Angelo Sebaaly e colegas da Universidade de Umea, na Suécia, descobriram que o gelo a menos dez graus Celsius libera mais ferro de minerais comuns do que a água líquida a quatro graus Celsius. Isso contesta o saber científico histórico de que ambientes congelados retardam as reações químicas.
“Pode parecer contraintuitivo, mas o gelo não é um bloco congelado passivo,” comentou o professor Jean-François Boily, coordenador da pesquisa. “O congelamento cria bolsas microscópicas de água líquida entre os cristais de gelo. Elas funcionam como reatores químicos, onde os compostos se concentram e se tornam extremamente ácidos. Isso significa que podem reagir com minerais de ferro mesmo em temperaturas tão baixas quanto -30 graus Celsius.”
Para entender o processo, os pesquisadores estudaram a goethita, um mineral de óxido de ferro amplamente distribuído, juntamente com um ácido orgânico natural.
Eles descobriram que ciclos repetidos de congelamento e degelo fazem com que o ferro se dissolva com mais eficiência. À medida que a água congela e descongela, compostos orgânicos que estavam anteriormente presos são liberados, alimentando novas reações químicas. A salinidade também desempenha um papel crucial: A água doce e salobra aumenta a dissolução, enquanto a água do mar pode até suprimi-la.

[Imagem: Jean-François Boily]
Gelo como meio químico ativo
Os resultados obtidos se aplicam principalmente a ambientes ácidos, como locais de drenagem de minas, poeira congelada na atmosfera, solos com sulfato ácido ao longo da costa do Mar Báltico ou em qualquer ambiente ácido congelado onde minerais de ferro interagem com compostos orgânicos.
Por exemplo, as observações mostram que alguns rios do Ártico estão ganhando uma cor laranja-ferrugem, e agora é possível apontar o dedo da suspeita, de modo fundamentado, para o crescente degelo do pergelissolo, ou permafrost, a camada de solo congelada dos polos.

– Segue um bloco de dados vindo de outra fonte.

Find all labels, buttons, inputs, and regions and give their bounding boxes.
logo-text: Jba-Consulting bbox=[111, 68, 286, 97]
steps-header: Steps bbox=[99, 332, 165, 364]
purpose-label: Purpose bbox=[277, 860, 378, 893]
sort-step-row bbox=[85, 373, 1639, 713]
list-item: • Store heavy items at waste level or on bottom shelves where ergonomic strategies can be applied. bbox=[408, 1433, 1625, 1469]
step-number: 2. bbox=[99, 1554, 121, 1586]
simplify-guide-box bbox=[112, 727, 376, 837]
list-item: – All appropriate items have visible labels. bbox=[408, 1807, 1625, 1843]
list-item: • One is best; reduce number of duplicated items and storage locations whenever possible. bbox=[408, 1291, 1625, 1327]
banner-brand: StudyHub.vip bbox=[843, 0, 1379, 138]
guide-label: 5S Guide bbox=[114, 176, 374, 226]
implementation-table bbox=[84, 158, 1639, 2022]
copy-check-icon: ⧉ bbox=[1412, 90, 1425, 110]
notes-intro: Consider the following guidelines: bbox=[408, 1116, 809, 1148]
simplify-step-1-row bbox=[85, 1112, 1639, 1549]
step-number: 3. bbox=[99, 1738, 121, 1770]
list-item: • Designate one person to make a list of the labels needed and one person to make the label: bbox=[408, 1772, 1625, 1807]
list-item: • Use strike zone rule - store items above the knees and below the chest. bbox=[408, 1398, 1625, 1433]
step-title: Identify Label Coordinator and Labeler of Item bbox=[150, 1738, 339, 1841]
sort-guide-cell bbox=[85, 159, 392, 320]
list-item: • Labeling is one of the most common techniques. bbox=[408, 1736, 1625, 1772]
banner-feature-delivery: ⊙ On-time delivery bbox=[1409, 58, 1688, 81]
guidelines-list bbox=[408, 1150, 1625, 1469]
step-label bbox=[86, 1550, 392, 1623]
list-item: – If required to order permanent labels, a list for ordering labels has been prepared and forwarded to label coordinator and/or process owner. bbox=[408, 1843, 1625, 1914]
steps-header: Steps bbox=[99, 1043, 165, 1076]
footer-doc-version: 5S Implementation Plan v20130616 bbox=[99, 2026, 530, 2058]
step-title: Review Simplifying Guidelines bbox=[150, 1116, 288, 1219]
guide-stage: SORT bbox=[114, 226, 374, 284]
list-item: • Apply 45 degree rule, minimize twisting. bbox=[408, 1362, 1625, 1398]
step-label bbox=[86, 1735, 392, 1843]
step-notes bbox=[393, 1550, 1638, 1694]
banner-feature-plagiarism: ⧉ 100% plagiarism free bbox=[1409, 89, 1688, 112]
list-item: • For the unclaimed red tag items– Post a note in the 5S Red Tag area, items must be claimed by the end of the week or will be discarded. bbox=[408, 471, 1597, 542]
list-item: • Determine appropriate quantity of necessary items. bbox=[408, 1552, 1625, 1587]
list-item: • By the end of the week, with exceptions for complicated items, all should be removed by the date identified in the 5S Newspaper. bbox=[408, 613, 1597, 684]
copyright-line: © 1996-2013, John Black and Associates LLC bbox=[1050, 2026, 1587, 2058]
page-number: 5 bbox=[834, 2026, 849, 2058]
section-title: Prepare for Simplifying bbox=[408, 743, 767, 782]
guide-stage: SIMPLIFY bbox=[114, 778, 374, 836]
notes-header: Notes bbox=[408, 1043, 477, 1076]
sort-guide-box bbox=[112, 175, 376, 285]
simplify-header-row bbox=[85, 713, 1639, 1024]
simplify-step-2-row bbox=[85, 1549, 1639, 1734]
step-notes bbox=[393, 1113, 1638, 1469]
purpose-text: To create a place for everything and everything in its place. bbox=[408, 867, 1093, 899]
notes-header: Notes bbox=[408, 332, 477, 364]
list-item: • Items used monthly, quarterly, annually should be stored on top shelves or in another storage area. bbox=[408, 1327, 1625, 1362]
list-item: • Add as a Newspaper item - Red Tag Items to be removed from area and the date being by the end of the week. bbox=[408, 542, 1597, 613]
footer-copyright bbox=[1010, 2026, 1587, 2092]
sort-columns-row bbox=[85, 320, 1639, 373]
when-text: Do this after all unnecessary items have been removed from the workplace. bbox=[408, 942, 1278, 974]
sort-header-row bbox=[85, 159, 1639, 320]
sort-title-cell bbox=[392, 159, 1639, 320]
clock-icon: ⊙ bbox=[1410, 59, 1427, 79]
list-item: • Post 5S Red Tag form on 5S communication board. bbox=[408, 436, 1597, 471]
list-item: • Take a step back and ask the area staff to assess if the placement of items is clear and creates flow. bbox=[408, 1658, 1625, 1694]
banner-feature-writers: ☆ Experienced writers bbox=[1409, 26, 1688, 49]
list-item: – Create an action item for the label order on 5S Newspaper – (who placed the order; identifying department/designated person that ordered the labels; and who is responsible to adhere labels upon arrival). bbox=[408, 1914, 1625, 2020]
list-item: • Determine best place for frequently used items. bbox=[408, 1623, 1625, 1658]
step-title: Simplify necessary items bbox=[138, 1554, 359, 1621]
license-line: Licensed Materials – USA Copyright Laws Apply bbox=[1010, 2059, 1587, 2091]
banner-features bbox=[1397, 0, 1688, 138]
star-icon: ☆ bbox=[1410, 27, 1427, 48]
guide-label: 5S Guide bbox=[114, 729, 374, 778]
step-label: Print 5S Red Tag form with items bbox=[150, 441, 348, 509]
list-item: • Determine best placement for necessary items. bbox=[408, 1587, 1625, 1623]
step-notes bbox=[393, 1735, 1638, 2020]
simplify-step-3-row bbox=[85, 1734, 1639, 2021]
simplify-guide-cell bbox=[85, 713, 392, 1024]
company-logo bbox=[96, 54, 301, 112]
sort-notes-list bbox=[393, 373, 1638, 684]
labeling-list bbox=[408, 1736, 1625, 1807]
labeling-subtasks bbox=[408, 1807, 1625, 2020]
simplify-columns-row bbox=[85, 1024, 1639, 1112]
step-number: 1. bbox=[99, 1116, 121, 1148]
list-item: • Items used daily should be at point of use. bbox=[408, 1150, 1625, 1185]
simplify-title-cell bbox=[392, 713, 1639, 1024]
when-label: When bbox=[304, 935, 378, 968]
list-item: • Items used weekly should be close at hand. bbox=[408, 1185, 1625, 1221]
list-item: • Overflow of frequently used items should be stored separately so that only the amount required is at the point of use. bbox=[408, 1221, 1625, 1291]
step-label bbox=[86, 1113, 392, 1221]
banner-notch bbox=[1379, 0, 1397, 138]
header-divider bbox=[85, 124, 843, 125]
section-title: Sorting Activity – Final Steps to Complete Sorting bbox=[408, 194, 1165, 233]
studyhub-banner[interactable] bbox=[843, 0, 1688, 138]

“À medida que o clima esquenta, os ciclos de congelamento e degelo se tornam mais frequentes,” comentou Sebaaly. “Cada ciclo libera ferro do solo e do pergelissolo para a água. Isso pode afetar a qualidade da água e os ecossistemas aquáticos em vastas áreas.”
Mas o aspecto mais significativo do estudo é a descoberta de que o gelo não é um meio de armazenamento passivo, mas sim um agente ativo. E isto mostra que, à medida que o congelamento e o degelo aumentam nas regiões polares e montanhosas, o impacto nos ecossistemas e na ciclagem natural dos elementos pode ser significativo.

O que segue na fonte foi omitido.